Self-petitioning immigration programs are an important tool for a functioning, robust legal immigration system. Unfortunately, the current U.S. self-petitioning programs suffer from the same ills as the rest of the immigration system – inflexibility, poor processing, backlogs, and underfunded agencies.
Policymakers should consider the following steps to ensure that future legislative efforts to incorporate a merit-based system into the U.S. immigration process will establish channels that can successfully handle any potential increases in the number of applicants.
- Congress should build flexibility into the selection process for employment-based self-petition programs.
- Congress must build mechanisms to address an increase in applications in self-petitioning systems.

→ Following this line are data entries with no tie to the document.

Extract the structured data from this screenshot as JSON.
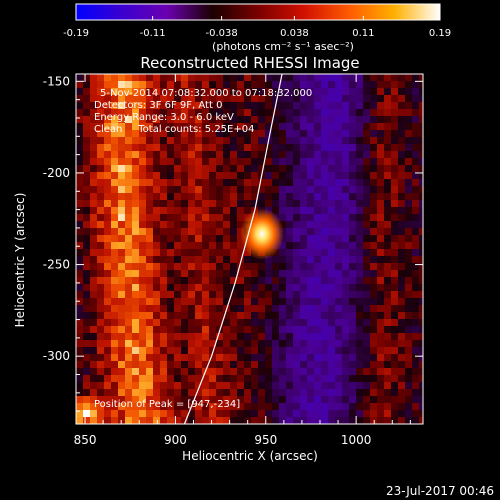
{
  "colorbar": {
    "tick_labels": [
      "-0.19",
      "-0.11",
      "-0.038",
      "0.038",
      "0.11",
      "0.19"
    ],
    "ticks": [
      -0.19,
      -0.11,
      -0.038,
      0.038,
      0.11,
      0.19
    ],
    "range": [
      -0.19,
      0.19
    ],
    "unit_label": "(photons cm⁻² s⁻¹ asec⁻²)",
    "colormap": [
      "#0000ff",
      "#3a00d0",
      "#6a00b0",
      "#1a0000",
      "#7a0000",
      "#d01000",
      "#ff5a00",
      "#ffb000",
      "#ffffff"
    ]
  },
  "title": "Reconstructed RHESSI Image",
  "info": {
    "line1": "5-Nov-2014 07:08:32.000 to 07:18:32.000",
    "line2": "Detectors: 3F 6F 9F, Att 0",
    "line3": "Energy Range: 3.0 - 6.0 keV",
    "line4": "Clean     Total counts: 5.25E+04"
  },
  "peak_label": "Position of Peak = [947,-234]",
  "chart_data": {
    "type": "heatmap",
    "title": "Reconstructed RHESSI Image",
    "xlabel": "Heliocentric X (arcsec)",
    "ylabel": "Heliocentric Y (arcsec)",
    "xlim": [
      845,
      1037
    ],
    "ylim": [
      -337,
      -146
    ],
    "x_ticks": [
      850,
      900,
      950,
      1000
    ],
    "y_ticks": [
      -300,
      -250,
      -200,
      -150
    ],
    "x_tick_labels": [
      "850",
      "900",
      "950",
      "1000"
    ],
    "y_tick_labels": [
      "-300",
      "-250",
      "-200",
      "-150"
    ],
    "peak": {
      "x": 947,
      "y": -234
    },
    "limb_curve": [
      [
        905,
        -337
      ],
      [
        920,
        -300
      ],
      [
        933,
        -260
      ],
      [
        944,
        -220
      ],
      [
        952,
        -180
      ],
      [
        959,
        -146
      ]
    ]
  },
  "footer_timestamp": "23-Jul-2017 00:46"
}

- Congress should appropriate funds to ensure U.S. Citizenship and Immigration Services can effectively process immigration applications in a timely fashion.
The above recommendations would help implement mechanisms for a proposed self-petition pathway on the employment side. But the U.S. already has a robust self-petitioning system on the humanitarian side given the current asylum laws. Asylum in the United States can work more effectively by doing the following:
- Congress should properly fund the agencies that will adjudicate the asylum cases, especially those coming from the border.
- The executive branch and Congress should reform asylum processes, not asylum eligibility.
- The executive branch should explore closer collaboration with other countries which can accept migrants.